Sunday, 28 June 2009

Civil Society Background Document on the UN Conference on the World Financial and Economic Crisis and its Impact on Development

We are facing a global systemic financial and economic crisis, which originated in the increasing financialization of the global economy, coupled with deregulation, over-reliance on trade liberalization and the use of financial instruments that created systemic risks and asymmetries. These factors have resulted in a financial industry disconnected from the real productive economy and in a severe slow-down in the real economy, with tremendous human and social costs. Before the financial crisis, the world was already suffering from a food crisis, and facing environmental challenges of historic dimensions. With this Conference, the UN as the most comprehensive intergovernmental forum, has a historic opportunity to start a longer-term inclusive process for a fundamental transformation of the economic and financial system and to make social and gender justice and the fulfillment of human and environmental rights the key objectives of all crisis-related measures.
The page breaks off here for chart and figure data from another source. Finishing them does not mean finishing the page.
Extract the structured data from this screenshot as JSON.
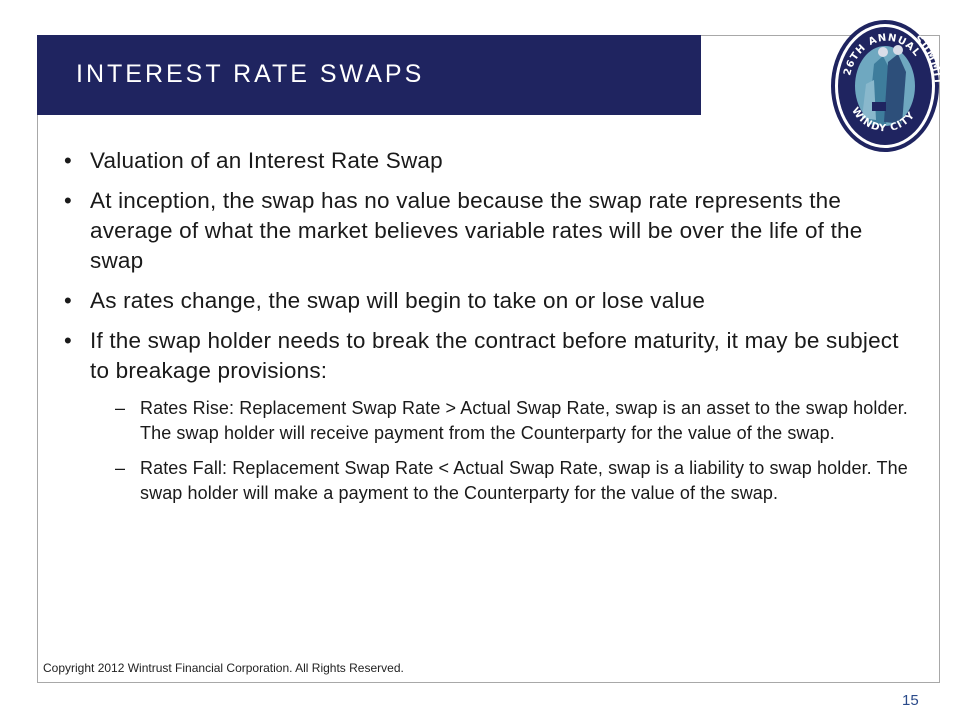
{
  "slide": {
    "title": "INTEREST RATE SWAPS",
    "bullets": [
      "Valuation of an Interest Rate Swap",
      "At inception, the swap has no value because the swap rate represents the average of what the market believes variable rates will be over the life of the swap",
      "As rates change, the swap will begin to take on or lose value",
      "If the swap holder needs to break the contract before maturity, it may be subject to breakage provisions:"
    ],
    "sub_bullets": [
      "Rates Rise: Replacement Swap Rate > Actual Swap Rate, swap is an asset to the swap holder. The swap holder will receive payment from the Counterparty for the value of the swap.",
      "Rates Fall: Replacement Swap Rate < Actual Swap Rate, swap is a liability to swap holder. The swap holder will make a payment to the Counterparty for the value of the swap."
    ],
    "bullet_marker": "•",
    "sub_marker": "–",
    "copyright": "Copyright 2012 Wintrust Financial Corporation. All Rights Reserved.",
    "page_number": "15"
  },
  "logo": {
    "top_text": "26TH ANNUAL",
    "right_text": "SUMMIT",
    "bottom_text": "WINDY CITY",
    "icon": "summit-logo-badge"
  },
  "colors": {
    "title_bar": "#1f2460",
    "logo_ring": "#1f2460",
    "logo_fill": "#3e7d9c",
    "page_number": "#2a4a8a"
  }
}
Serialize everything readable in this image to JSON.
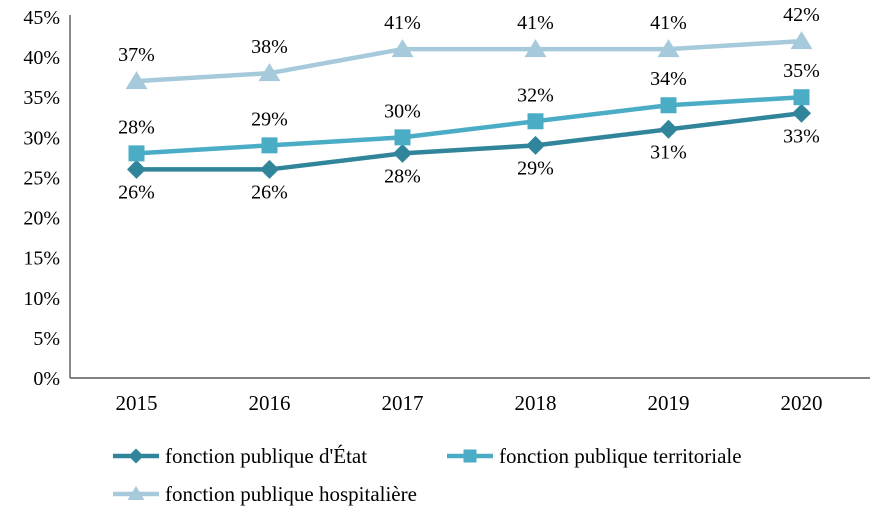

As a first step, global fiscal stimulus measures are crucial, both for industrialized countries, economies in transition, and developing countries, to stimulate their economies in a sustainable manner, and implement counter-cyclical policies, without, however, reverting to the same export-led growth model based on unsustainable over-production and over-consumption patterns. However, equally important are concrete commitments for an intergovernmental time-bound process towards long-term structural reforms to prevent future financial bubbles and economic busts. This UN Conference must be the beginning of a process for systemic change, crisis resolution and economic justice between developed and developing countries and economies in transition.